Concept
Ghost cells refer to additional boundary cells that are replicated or exchanged between neighboring computational domains or processors.
Data Exchange
Using MPI_Isend and MPI_Irecv synchronously for the exchange, so MPI_Waitall is needed to wait for the receiver to finish. Running a 3000x3000 matrix with 20 processes takes 34.5 seconds.
static void exchange(Solver* solver)
{
MPI_Request requests[4] = { MPI_REQUEST_NULL,
MPI_REQUEST_NULL,
MPI_REQUEST_NULL,
MPI_REQUEST_NULL };
/* exchange ghost cells with top neighbor */
if (solver->rank + 1 < solver->size) {
int top = solver->rank + 1;
double* src = solver->p + (solver->jmaxLocal) * (solver->imax + 2) + 1;
double* dst = solver->p + (solver->jmaxLocal + 1) * (solver->imax + 2) + 1;
MPI_Isend(src, solver->imax, MPI_DOUBLE, top, 1, MPI_COMM_WORLD, &requests[0]);
MPI_Irecv(dst, solver->imax, MPI_DOUBLE, top, 2, MPI_COMM_WORLD, &requests[1]);
}
/* exchange ghost cells with bottom neighbor */
if (solver->rank > 0) {
int bottom = solver->rank - 1;
double* src = solver->p + (solver->imax + 2) + 1;
double* dst = solver->p + 1;
MPI_Isend(src, solver->imax, MPI_DOUBLE, bottom, 2, MPI_COMM_WORLD, &requests[2]);
MPI_Irecv(dst, solver->imax, MPI_DOUBLE, bottom, 1, MPI_COMM_WORLD, &requests[3]);
}
MPI_Waitall(4, requests, MPI_STATUSES_IGNORE);
}
But using MPI_Send and MPI_Recv for the matrix of the same size results in a runtime of 35.6 seconds.
Matrix Boundary
For example, using 4 processes to compute matrix 12x12, having 3 internal cells and 2 boundary cells in each cell, resulting in the following outcome from the solution provided in the exercise.

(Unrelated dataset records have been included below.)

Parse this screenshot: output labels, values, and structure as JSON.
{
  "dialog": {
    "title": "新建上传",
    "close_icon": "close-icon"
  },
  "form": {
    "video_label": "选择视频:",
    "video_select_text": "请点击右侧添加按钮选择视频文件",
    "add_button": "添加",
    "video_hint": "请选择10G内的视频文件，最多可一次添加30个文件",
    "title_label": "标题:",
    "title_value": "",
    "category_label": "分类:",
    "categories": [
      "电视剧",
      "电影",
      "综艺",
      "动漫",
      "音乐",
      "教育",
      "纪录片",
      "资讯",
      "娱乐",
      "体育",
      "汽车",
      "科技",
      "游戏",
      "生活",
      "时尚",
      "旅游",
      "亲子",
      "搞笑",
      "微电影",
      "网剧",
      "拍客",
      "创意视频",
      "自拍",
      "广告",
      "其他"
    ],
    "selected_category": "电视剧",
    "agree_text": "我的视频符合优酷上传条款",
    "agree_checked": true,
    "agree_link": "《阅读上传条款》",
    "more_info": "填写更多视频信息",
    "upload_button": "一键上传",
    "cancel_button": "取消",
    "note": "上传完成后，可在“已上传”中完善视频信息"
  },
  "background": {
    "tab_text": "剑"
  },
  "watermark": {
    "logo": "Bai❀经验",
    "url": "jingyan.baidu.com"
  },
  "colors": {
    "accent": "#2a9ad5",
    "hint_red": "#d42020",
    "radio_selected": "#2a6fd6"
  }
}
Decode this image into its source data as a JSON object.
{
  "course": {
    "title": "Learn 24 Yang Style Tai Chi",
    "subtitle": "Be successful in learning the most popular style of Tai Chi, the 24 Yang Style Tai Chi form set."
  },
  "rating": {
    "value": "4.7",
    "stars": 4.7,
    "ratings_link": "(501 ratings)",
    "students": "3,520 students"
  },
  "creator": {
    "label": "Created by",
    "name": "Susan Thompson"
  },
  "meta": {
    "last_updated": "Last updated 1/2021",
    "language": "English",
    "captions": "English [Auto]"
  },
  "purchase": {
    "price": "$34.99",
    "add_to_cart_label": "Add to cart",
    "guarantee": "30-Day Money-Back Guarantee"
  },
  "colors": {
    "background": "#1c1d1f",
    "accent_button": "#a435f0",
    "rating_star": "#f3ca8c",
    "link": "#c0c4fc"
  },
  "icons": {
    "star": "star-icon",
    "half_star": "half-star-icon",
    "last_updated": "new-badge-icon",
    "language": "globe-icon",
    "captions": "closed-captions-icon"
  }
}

But in my solution, I made it a bit more complex by considering that the first-ranked process doesn’t need the top boundary for exchange, and the last-ranked process doesn’t need the bottom boundary. To handle this, I added some if conditions to determine the boundary requirements, which is also makes my exchange function more complex.
int boundaryRow = (solver->rank == 0 || solver->rank == solver->size-1) ? 1 : 2;
Here are my results below. I set all the exchange row values to 0, which makes the first updated result matrix(RHS matrix) a bit different initially. However, in the end, they’ll end up being the same.
Summarize
Even though the outcomes match the solution, I should strive to simplify the program as much as possible.